The dynamic has inverted all expectations of the Arab Spring uprisings. As recently as 18 months ago, most analysts in Israel, Washington and the Palestinian territories expected the popular uprisings to make the Arab governments more responsive to their citizens, and therefore more sympathetic to the Palestinians and more hostile to Israel.
But instead of becoming more isolated, Israel’s government has emerged for the moment as an unexpected beneficiary of the ensuing tumult, now tacitly supported by the leaders of the resurgent conservative order as an ally in their common fight against political Islam.
Odd, how both Arab governments and radical Islamic groups they're fighting can be portrayed as "conservative" in the press, depending on which one the reporter wishes to tar as the bad actor. Kirkpatrick went on to portray poor Hamas as being "rail(ed) against" in the Egyptian media.
Egyptian officials have directly or implicitly blamed Hamas instead of Israel for Palestinian deaths in the fighting, even when, for example, United Nations schools have been hit by Israeli shells, something that occurred again on Wednesday.
And the pro-government Egyptian news media has continued to rail against Hamas as a tool of a regional Islamist plot to destabilize Egypt and the region, just as it has since the military ouster of President Mohamed Morsi of the Muslim Brotherhood one year ago. (Egyptian prosecutors have charged Hamas with instigating violence in Egypt, killing its soldiers and police officers, and even breaking Mr. Morsi and other Brotherhood leaders out of jail during the 2011 uprising.)
(Note that Kirkpatrick defended Egypt's Muslim Brotherhood as non-violent long past the group lost credibility.)
Kirkpatrick mentioned the smuggling tunnels used by Hamas without noting they are also used to smuggle weapons to kill Israelis.
At the same time, Egypt has infuriated Gazans by continuing its policy of shutting down tunnels used for cross-border smuggling into the Gaza Strip and keeping border crossings closed, exacerbating a scarcity of food, water and medical supplies after three weeks of fighting.
As a result, Secretary of State John Kerry turned to the more Islamist-friendly states of Qatar and Turkey as alternative mediators -- two states that grew in regional stature with the rising tide of political Islam after the Arab Spring, and that have suffered a degree of isolation as that tide has ebbed.

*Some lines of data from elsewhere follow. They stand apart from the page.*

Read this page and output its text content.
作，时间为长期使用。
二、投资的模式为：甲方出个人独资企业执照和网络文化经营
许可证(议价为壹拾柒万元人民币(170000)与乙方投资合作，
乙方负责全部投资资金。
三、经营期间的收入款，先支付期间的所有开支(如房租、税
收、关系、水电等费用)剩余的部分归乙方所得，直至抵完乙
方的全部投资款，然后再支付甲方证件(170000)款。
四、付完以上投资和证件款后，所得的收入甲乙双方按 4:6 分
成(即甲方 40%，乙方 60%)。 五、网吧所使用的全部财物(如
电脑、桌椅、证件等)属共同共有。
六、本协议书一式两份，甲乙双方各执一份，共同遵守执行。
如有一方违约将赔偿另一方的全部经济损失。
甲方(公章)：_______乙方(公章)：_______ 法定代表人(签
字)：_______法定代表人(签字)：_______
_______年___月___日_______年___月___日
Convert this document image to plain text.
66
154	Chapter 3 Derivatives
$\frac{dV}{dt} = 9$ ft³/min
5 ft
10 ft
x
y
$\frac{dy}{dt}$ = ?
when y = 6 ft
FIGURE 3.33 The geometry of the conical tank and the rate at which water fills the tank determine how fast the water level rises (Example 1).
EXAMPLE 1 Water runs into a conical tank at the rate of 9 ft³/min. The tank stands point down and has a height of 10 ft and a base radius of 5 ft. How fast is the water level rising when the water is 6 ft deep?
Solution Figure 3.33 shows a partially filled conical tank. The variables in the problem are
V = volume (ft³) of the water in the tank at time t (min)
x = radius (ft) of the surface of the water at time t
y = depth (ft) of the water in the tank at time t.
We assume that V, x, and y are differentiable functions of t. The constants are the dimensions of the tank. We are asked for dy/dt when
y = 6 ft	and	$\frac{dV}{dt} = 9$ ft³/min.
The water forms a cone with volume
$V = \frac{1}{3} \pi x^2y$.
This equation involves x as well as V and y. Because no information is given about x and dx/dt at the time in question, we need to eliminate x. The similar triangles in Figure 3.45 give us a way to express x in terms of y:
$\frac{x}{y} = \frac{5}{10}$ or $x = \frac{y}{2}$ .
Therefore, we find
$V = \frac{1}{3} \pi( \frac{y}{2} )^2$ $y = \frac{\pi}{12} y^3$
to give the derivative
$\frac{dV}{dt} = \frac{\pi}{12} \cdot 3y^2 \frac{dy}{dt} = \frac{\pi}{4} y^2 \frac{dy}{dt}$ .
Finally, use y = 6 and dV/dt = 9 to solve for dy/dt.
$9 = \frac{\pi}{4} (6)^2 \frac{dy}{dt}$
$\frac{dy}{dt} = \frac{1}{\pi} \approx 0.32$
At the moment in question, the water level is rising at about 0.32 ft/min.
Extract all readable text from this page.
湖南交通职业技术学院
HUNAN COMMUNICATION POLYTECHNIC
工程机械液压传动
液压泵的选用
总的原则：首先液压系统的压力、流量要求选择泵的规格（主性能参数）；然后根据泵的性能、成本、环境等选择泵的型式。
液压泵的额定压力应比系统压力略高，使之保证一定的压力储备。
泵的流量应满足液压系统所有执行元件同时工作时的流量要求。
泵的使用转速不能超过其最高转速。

"Islamist-friendly" is an interesting way to describe Qatar and Turkey. "Friends of Hamas" would be closer. Turkey's Prime Minister Recep Tayyip called Israel a "terror state" and accused it of perpetrating a "systematic genocide" against the Palestinians worse than anything Hitler did, while Qatar is funding Hamas's attacks on Israel.
Also in Thursday's paper, Jerusalem bureau chief Jodi Rudoren saw a defensive Israeli prime minister Netanyahu in "Quest for Demilitarization of Gaza Is Seen Getting Netanyahu Only So Far," with the only way forward either through removing security barriers in Gaza -- or Palestinian statehood, "as promised by the Oslo Accords signed in the mid-1990s." (Were Palestinians "promised" statehood by Oslo? That's a stretch at best.)
Such coverage only proves the Times continues to be guilty of what the New York Observer weekly (no right-wing paper) referred to in its July 23 cover story headline "Two Weeks of Shallow, Facile Moral Equivalency in The New York Times."